La fiscalité de l’expatrié ou du non résident

1. Détermination du statut fiscal d’expatrié

Le domicile fiscal est une notion distincte de la nationalité d’une personne ou d­e la résidence principale. Au plan fiscal, la domiciliation d’une personne est parfois difficile à déterminer. En effet, une personne peut disposer de logements dans plusieurs pays ou acquitter des impôts dans différents États. Or, cette notion de domiciliation est importante puisqu’elle permet au contribuable de savoir de quel régime fiscal il dépend.

La fiscalité complète de l’expatrié

Le non résident est imposé en France uniquement sur les revenus de source française.

C’est ainsi que, lorsqu’en application des dispositions de droit interne de chacun des Etats signataires de la Convention, une personne physique est considérée simultanément comme résident des deux Etats contractants, l’application des critères successifs retenus par la Convention fiscale liant ces Etats permet de déterminer de quel Etat cette personne doit être considérée comme résidente.

A titre d’exemple, la convention franco-suisse du 9 septembre 1966 prévoit que, lorsqu’une personne est considérée comme résidente de chacun des Etats en vertu de la législation interne dudit Etat, la personne est considérée comme résident de l’Etat contractant où elle dispose d’un foyer d’habitation permanent, cette expression désignant le centre des intérêts vitaux, c’est-à-dire le lieu avec lequel ses relations personnelles sont les plus étroites.

Les salariés d’entreprises françaises qui sont amenés à travailler temporairement à l’étranger peuvent, sous réserve qu’ils justifient d’une activité à l’étranger d’au moins 183 jours au cours d’une période de 12 mois consécutifs à l’étranger, ne pas payer d’impôt sur le revenu en France (article 81 A Il du CGI). A noter que les 183 jours s’entendent par congés payés et congés de récupération inclus. ( Arrêt du 17/12/2003 rendu par le Conseil d’Etat et publié au JCP du 21/10/2004.

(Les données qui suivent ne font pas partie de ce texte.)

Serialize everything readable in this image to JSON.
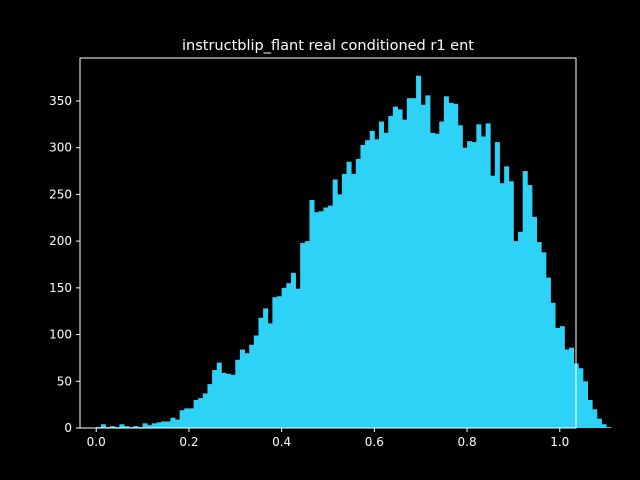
{
  "chart_data": {
    "type": "bar",
    "subtype": "histogram",
    "title": "instructblip_flant real conditioned r1 ent",
    "xlabel": "",
    "ylabel": "",
    "xlim": [
      -0.035,
      1.035
    ],
    "ylim": [
      0,
      396
    ],
    "x_ticks": [
      "0.0",
      "0.2",
      "0.4",
      "0.6",
      "0.8",
      "1.0"
    ],
    "x_tick_values": [
      0.0,
      0.2,
      0.4,
      0.6,
      0.8,
      1.0
    ],
    "y_ticks": [
      "0",
      "50",
      "100",
      "150",
      "200",
      "250",
      "300",
      "350"
    ],
    "y_tick_values": [
      0,
      50,
      100,
      150,
      200,
      250,
      300,
      350
    ],
    "bin_start": 0.0,
    "bin_width": 0.01,
    "values": [
      1,
      4,
      1,
      2,
      1,
      4,
      2,
      1,
      2,
      1,
      5,
      3,
      5,
      6,
      7,
      7,
      11,
      9,
      19,
      21,
      21,
      30,
      32,
      37,
      47,
      62,
      70,
      59,
      58,
      57,
      73,
      84,
      80,
      89,
      99,
      118,
      128,
      112,
      140,
      141,
      150,
      155,
      166,
      149,
      198,
      200,
      244,
      231,
      232,
      236,
      238,
      266,
      250,
      272,
      285,
      272,
      288,
      303,
      308,
      318,
      309,
      328,
      316,
      334,
      344,
      341,
      330,
      353,
      353,
      377,
      346,
      356,
      316,
      315,
      328,
      355,
      348,
      347,
      324,
      300,
      307,
      306,
      325,
      312,
      326,
      270,
      306,
      262,
      280,
      264,
      200,
      210,
      275,
      260,
      226,
      199,
      188,
      161,
      134,
      107,
      109,
      84,
      86,
      69,
      64,
      50,
      30,
      20,
      10,
      4,
      1
    ],
    "bar_color": "#2ed2f7",
    "background": "#000000",
    "foreground": "#ffffff",
    "grid": false,
    "legend": "none"
  }
}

Cas du travailleur frontalier Suisse

Le travailleur frontalier est un salarié du secteur privé travaillant dans un Etat voisin de celui de la France. Son habitation est dans la zone frontalière Française.
Le périmètre de ces zones est encadré par les conventions fiscales des deux pays.
L’imposition des travailleurs repose sur un principe simple : les revenus de l’activité salariée sont imposés dans l’Etat de résidence (= d’habitation). Les autres revenus sont imposés selon la convention fiscale signée entre les deux pays concernés.

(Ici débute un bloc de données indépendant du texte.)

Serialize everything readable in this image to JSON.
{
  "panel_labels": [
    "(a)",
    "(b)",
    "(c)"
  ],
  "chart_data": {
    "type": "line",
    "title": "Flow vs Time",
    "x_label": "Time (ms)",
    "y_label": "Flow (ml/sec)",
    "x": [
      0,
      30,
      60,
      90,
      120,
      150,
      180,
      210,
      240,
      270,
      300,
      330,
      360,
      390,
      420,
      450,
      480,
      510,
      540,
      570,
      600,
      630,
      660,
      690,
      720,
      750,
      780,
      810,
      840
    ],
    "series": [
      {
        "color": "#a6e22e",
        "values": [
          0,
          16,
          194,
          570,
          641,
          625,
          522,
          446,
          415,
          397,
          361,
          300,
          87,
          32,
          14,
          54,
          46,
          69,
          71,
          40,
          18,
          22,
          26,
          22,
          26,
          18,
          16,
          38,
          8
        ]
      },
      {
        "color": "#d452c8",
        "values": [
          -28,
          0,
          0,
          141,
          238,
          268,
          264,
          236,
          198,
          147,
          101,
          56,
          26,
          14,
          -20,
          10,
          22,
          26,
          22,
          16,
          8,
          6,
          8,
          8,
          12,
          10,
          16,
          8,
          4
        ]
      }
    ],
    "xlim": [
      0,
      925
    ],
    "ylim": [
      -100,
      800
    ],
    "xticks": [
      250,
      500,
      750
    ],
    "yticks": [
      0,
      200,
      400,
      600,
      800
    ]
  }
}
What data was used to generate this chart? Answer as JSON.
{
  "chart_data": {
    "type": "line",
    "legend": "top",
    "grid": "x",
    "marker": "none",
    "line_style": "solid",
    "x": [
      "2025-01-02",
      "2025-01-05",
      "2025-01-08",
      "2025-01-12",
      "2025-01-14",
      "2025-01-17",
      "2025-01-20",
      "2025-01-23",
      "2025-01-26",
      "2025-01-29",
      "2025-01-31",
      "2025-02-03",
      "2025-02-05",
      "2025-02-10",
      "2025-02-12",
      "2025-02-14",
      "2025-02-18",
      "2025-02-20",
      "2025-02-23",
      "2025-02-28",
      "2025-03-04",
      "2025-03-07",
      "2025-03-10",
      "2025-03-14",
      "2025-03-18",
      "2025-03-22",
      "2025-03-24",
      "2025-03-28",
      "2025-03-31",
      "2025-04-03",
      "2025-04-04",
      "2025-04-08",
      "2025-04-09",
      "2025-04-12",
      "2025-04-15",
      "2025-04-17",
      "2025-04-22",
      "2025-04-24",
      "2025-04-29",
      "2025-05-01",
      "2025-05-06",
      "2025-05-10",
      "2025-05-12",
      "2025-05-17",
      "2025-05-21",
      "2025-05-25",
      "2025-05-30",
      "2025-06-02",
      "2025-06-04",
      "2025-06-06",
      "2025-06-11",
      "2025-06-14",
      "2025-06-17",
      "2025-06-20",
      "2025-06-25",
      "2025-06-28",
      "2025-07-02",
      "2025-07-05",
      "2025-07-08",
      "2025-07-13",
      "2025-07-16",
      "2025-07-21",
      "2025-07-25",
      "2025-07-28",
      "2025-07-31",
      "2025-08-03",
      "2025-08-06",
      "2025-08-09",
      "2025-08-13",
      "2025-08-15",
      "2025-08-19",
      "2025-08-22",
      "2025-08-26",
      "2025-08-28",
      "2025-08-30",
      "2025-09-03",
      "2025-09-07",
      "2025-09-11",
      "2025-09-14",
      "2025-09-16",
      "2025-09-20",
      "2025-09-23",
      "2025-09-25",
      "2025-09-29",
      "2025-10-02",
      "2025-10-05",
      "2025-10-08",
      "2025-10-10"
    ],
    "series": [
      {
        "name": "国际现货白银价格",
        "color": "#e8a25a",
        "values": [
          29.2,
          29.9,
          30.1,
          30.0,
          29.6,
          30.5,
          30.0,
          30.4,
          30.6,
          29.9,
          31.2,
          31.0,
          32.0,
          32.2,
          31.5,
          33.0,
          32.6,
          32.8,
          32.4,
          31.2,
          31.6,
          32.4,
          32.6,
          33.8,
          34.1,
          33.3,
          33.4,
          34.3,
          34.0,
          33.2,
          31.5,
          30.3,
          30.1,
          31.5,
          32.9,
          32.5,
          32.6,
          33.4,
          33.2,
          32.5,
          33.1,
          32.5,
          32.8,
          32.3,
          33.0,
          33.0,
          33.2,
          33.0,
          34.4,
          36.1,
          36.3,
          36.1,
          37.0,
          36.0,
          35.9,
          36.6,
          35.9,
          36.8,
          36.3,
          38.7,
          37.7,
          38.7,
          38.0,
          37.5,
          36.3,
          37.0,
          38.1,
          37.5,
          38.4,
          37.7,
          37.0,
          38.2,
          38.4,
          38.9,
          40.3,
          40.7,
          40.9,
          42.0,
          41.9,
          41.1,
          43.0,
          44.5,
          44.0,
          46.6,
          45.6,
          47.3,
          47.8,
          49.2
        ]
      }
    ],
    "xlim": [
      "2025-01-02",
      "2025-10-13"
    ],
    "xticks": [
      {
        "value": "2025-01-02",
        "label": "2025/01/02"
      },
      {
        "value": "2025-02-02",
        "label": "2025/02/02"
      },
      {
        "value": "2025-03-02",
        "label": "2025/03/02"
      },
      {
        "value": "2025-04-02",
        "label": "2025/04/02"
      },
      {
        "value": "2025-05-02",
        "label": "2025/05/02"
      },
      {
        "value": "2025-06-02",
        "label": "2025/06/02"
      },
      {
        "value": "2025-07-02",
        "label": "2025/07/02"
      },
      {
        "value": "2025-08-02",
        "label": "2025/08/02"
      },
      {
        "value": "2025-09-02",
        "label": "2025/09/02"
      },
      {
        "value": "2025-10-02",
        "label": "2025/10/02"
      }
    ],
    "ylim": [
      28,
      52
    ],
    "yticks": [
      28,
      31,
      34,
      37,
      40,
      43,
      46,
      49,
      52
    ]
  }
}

Convention Franco Suisse pour les frontaliers

2. Les spécificités fiscales dans le cadre d’un contrat d’Assurance Vie

Les non résidents titulaires de contrats d’assurance vie et bons et contrats de capitalisation doivent être traités de manière particulière. En effet, au plan social, les non résidents et expatriés ne sont pas assujettis aux prélèvements soucieux (CSG, CRDS…) tandis qu’au plan fiscal, ils sont soumis au taux plein du prélèvement libératoire (P.L.) de l’article 125 O-A du CGI1 ou à une retenue à la source.